每隔一段时间,update进程就会被唤醒,把数据往外设上同步一次,之后这个进程会被挂起,即被设置为可中断等待状态,等待着下一次被唤醒后继续执行,如此周而复始。
update进程执行后,没有同步任务,于是该进程被挂起,系统执行进程调度,最终切换到shell进程继续执行。
完成工作后调用exit()函数,对应的系统调用函数为sys_exit(),执行代码如下
int sys_exit(int error_code)
{
return do_exit((error_code&0xff)<<8);
}
int do_exit(long code)
{
int i;
free_page_tables(get_base(current->ldt[1]),get_limit(0x0f));
free_page_tables(get_base(current->ldt[2]),get_limit(0x17));
for (i=0 ; i<NR_TASKS ; i++)
if (task[i] && task[i]->father == current->pid) { //寻找子进程
task[i]->father = 1; //将子进程父进程设置为1
if (task[i]->state == TASK_ZOMBIE)
/* assumption task[1] is always init */
(void) send_sig(SIGCHLD, task[1], 1); //如果子进程为zombie,即已经调用了exit函数,给进程1发送信号。
}
for (i=0 ; i<NR_OPEN ; i++)
if (current->filp[i])
sys_close(i);
iput(current->pwd);
current->pwd=NULL;
iput(current->root);
current->root=NULL;
iput(current->executable);
current->executable=NULL;
if (current->leader && current->tty >= 0)
tty_table[current->tty].pgrp = 0;
if (last_task_used_math == current)
last_task_used_math = NULL;
if (current->leader)
kill_session();
current->state = TASK_ZOMBIE;
current->exit_code = code;
tell_father(current->father);
schedule();
return (-1); /* just to suppress warnings */
}
值得注意的是tell_father()和schedule()函数的执行,tell_father向父进程发送SIGCHLD信号
static void tell_father(int pid)
{
int i;
if (pid)
for (i=0;i<NR_TASKS;i++) {
if (!task[i])
continue;
if (task[i]->pid != pid)
continue;
task[i]->signal |= (1<<(SIGCHLD-1));
return;
}
/* if we don't find any fathers, we just release ourselves */
/* This is not really OK. Must change it to make father 1 */
printk("BAD BAD - no father found\n\r");
release(current);
}
tell_father()函数执行完毕后,调用schedule()函数准备进程切换。此次schedule()函数中对信号的检测,影响了进程切换
/*
* 'schedule()' is the scheduler function. This is GOOD CODE! There
* probably won't be any reason to change this, as it should work well
* in all circumstances (ie gives IO-bound processes good response etc).

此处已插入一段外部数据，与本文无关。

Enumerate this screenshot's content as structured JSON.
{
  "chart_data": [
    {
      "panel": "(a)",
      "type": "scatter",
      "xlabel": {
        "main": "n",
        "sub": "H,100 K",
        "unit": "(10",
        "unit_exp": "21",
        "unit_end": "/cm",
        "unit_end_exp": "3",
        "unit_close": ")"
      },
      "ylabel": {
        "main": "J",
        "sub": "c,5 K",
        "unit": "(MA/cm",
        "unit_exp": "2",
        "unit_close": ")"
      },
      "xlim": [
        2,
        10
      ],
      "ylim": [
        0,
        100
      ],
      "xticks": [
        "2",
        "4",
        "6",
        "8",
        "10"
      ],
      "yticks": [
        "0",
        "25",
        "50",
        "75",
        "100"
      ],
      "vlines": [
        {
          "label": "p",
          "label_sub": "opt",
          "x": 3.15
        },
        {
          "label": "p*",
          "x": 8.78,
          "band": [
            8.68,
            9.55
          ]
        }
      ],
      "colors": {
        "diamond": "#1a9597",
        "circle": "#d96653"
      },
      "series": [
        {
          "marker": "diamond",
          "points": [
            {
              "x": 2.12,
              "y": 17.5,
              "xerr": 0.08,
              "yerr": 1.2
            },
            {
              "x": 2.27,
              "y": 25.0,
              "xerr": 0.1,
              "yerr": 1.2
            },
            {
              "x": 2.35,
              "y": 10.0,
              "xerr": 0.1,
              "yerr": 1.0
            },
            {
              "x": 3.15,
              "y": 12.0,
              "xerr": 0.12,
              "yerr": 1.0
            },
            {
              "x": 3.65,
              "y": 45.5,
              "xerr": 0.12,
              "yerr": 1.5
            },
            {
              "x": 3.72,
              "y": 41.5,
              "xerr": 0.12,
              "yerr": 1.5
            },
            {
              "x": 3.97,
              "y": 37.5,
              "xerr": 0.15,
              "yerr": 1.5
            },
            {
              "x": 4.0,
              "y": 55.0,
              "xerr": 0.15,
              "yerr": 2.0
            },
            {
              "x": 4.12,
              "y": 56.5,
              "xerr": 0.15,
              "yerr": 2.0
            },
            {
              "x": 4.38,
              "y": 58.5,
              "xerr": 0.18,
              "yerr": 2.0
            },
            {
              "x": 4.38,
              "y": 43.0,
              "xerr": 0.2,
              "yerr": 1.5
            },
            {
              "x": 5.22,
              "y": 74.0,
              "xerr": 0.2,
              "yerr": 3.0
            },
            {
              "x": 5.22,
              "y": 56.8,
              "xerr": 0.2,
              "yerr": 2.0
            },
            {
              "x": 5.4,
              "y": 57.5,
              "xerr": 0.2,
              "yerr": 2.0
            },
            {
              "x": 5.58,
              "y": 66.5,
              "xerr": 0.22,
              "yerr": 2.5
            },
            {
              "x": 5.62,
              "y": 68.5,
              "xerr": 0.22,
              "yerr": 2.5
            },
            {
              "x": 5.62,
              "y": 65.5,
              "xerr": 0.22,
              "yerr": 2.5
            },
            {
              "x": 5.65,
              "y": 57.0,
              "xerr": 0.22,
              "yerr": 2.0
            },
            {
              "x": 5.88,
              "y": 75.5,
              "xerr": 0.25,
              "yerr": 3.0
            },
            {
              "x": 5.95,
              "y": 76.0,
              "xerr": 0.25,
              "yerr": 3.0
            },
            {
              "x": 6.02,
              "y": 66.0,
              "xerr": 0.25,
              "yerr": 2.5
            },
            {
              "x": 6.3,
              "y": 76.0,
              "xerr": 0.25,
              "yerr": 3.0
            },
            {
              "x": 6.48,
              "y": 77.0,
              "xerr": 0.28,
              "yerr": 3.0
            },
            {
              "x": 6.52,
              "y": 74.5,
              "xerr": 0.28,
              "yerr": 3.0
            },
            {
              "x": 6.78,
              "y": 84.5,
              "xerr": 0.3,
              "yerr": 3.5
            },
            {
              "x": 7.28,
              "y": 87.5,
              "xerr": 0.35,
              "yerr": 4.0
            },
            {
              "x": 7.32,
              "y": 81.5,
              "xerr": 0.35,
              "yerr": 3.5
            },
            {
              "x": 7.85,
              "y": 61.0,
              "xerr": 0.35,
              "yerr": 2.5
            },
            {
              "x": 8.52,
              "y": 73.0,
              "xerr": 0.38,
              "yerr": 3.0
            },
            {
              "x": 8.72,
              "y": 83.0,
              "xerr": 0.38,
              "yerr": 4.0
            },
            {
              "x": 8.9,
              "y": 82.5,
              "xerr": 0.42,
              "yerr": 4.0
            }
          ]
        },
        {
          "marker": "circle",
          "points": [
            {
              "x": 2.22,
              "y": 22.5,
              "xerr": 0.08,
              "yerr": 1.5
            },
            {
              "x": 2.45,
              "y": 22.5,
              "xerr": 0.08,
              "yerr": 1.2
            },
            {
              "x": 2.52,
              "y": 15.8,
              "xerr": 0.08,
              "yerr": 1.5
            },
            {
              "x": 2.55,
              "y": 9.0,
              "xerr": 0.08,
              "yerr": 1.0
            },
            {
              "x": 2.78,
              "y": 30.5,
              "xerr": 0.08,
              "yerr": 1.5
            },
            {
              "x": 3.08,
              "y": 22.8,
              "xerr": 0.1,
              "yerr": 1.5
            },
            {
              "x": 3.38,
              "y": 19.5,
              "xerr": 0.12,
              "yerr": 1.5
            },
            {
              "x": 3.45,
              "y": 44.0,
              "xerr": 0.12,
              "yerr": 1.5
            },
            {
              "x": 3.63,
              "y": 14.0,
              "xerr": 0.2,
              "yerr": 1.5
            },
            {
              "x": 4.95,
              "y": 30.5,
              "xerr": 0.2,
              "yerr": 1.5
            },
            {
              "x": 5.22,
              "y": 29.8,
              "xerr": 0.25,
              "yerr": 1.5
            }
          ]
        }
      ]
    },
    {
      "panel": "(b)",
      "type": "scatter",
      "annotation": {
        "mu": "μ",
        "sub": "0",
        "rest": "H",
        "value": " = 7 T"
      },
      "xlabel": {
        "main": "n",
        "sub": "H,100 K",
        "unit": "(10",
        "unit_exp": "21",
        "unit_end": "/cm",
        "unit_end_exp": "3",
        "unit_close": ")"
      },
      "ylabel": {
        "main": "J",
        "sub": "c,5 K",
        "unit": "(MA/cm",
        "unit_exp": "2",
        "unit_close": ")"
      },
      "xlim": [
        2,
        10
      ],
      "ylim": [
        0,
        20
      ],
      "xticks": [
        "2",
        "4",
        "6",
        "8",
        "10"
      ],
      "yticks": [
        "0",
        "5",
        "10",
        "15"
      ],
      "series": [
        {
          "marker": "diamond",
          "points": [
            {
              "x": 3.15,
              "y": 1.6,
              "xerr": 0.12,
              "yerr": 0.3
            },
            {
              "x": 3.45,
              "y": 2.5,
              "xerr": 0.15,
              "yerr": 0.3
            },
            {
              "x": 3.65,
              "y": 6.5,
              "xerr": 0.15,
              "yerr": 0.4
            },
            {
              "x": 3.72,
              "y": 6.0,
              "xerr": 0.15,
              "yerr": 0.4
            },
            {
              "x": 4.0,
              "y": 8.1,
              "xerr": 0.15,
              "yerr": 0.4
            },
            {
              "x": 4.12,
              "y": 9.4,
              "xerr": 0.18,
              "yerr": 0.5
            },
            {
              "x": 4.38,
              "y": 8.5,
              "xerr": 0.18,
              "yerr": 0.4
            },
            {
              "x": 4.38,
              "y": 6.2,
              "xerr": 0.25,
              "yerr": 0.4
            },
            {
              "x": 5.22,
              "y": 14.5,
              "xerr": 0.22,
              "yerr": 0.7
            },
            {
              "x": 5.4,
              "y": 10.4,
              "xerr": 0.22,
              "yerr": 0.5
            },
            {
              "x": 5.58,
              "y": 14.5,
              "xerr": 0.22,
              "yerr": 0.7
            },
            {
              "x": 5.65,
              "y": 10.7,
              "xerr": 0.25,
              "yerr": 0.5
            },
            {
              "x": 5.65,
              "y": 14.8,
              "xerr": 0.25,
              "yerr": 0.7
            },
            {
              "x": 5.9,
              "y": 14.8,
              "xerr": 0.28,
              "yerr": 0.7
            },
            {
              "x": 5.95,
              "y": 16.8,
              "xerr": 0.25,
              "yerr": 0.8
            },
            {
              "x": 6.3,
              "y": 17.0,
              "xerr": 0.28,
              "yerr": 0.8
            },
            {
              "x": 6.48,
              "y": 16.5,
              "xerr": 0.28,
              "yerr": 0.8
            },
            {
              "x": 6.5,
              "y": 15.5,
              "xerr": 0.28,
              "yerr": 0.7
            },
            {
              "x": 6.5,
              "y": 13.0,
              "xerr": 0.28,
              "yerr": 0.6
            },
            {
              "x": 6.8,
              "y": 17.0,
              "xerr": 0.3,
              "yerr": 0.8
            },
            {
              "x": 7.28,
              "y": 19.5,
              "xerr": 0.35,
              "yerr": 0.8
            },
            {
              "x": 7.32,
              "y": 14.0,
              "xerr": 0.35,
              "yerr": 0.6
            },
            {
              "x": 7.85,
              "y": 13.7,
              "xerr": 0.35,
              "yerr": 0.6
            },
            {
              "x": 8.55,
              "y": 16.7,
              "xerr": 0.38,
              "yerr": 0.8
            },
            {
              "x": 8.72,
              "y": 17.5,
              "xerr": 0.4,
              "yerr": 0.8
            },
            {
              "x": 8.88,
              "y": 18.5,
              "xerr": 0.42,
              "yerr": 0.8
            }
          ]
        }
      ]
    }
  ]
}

* The one thing you might take a look at is the signal-handler code here.
*
* NOTE!! Task 0 is the 'idle' task, which gets called when no other
* tasks can run. It can not be killed, and it cannot sleep. The 'state'
* information in task[0] is never used.
*/
void schedule(void)
{
int i,next,c;
struct task_struct ** p;
/* check alarm, wake up any interruptible tasks that have got a signal */
for(p = &LAST_TASK ; p > &FIRST_TASK ; --p)
if (*p) {
if ((*p)->alarm && (*p)->alarm < jiffies) {
(*p)->signal |= (1<<(SIGALRM-1));
(*p)->alarm = 0;
}
if (((*p)->signal & ~(_BLOCKABLE & (*p)->blocked)) &&
(*p)->state==TASK_INTERRUPTIBLE)
(*p)->state=TASK_RUNNING; //将进程1设置为task_running
}
/* this is the scheduler proper: */
while (1) {
c = -1;
next = 0;
i = NR_TASKS;
p = &task[NR_TASKS];
while (--i) {
if (!*--p)
continue;
if ((*p)->state == TASK_RUNNING && (*p)->counter > c)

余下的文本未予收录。